Just when the family started to give up hope, Closs wrote, “we got the greatest news ever.”
The double homicide of James and Denise Closs, a quiet couple who worked at the local turkey plant, and the mystery of their daughter’s disappearance Oct. 15, riveted Barron, a town of just over 3,400. A manhunt drew 2,100 tips and thousands of volunteers. The local police force of 78 swelled to a corps of 200 federal, state and local officers in a hunt that went on day and night.
In a news release, the Douglas County Sheriff’s Office said Jayme was “located alive in the town of Gordon in Douglas County at 4:43 p.m.” It added, “A suspect was taken into custody at 4:54 p.m., also in the town of Gordon.” There were no more details.
On Thursday night, shortly after Jayme was found, Barron’s sheriff, Chris Fitzgerald, confirmed in a text message that Jayme had been located: “2 separate incidents tonight, one was false and one was true,” he wrote, but declined to elaborate further. “I am not making comments tonight except to say she was found.”

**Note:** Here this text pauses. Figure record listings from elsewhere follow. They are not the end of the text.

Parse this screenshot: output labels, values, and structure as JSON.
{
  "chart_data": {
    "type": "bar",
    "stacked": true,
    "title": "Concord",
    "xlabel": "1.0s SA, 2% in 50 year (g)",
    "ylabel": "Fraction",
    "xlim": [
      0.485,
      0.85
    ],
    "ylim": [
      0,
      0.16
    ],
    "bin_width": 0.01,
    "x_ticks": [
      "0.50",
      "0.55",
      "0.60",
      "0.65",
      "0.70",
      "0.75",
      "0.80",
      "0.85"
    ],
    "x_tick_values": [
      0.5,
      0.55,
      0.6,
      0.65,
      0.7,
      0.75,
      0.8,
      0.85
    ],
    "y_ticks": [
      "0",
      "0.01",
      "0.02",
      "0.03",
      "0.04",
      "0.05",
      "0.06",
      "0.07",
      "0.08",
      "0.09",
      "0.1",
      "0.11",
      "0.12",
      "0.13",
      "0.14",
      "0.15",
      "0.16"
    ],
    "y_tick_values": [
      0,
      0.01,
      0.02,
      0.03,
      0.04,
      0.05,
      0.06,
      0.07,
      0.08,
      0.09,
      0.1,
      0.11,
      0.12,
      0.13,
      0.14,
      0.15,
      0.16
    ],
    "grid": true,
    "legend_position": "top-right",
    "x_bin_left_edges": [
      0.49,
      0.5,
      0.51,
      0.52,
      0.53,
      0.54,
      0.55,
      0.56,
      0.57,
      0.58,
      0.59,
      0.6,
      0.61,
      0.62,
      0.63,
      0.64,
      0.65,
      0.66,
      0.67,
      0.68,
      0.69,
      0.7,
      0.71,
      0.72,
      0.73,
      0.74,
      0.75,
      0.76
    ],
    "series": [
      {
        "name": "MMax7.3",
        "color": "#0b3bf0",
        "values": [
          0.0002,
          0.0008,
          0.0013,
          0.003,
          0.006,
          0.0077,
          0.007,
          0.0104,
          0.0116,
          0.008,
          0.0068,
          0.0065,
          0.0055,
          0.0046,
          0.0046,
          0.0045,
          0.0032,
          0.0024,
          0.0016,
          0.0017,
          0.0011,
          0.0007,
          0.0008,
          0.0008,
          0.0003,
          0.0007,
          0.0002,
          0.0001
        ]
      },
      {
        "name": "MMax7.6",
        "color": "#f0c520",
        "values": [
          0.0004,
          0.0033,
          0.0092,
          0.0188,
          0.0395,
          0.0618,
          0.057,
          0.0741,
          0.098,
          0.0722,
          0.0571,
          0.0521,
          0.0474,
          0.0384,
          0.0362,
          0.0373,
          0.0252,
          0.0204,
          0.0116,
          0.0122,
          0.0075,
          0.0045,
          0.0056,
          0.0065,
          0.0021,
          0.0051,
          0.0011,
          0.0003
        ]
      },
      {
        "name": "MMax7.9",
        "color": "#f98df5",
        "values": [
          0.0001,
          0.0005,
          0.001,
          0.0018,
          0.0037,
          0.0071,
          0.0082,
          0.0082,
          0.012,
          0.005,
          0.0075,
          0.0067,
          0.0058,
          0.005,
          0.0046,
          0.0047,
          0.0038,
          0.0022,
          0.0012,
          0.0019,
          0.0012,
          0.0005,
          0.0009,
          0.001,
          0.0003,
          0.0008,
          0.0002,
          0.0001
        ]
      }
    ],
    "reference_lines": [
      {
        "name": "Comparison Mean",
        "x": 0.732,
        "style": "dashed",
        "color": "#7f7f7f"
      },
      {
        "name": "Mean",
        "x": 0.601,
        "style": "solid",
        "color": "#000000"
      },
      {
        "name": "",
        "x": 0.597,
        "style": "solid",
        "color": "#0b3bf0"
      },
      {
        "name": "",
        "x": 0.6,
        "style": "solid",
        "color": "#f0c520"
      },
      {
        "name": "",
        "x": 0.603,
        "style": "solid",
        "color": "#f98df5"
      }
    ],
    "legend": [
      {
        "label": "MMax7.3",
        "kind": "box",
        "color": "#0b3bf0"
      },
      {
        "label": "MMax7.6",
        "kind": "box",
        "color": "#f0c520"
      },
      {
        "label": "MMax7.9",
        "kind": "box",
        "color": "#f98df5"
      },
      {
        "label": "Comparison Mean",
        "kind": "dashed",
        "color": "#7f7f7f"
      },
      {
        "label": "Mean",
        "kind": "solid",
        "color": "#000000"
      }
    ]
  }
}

But Jayme’s return was still shrouded in as much mystery as her disappearance. No motive had been discovered for her parents’ killings, and no weapon had been found. A news conference was scheduled for 10 a.m. local time Friday in Barron, officials said. But for her extended family, an agonizing episode nearly three months long was at last over.
“I honestly had faith,” Kelly Engelhardt, Jayme’s aunt, said in an interview with a television station Thursday night. “I figured if they hadn’t found her by now that the person that did this didn’t want her dead. So I had hope.”
Jayme’s disappearance drew national attention to the town about 90 miles northeast of the Twin Cities. Her name topped the FBI’s missing persons list as the reward for her recovery grew to $50,000, and all over town, shops and homes hung green ribbons bearing the words “Find Jayme Closs,” and displayed green banners on their social media pages.
On social media Thursday night, they rejoiced.
Her cousin Seara Closs wrote: “`She is alive and on her way home from the bottom of my heart thank you all for the help!!! I can never repay each and everyone one of you for posting and sharing and contributing to the search of my cousin Jayme Closs!!!! Thank you so much everyone!!!! I love you all”
Lynn Closs, her aunt, also posted as the news was spreading. “We have her,” she wrote.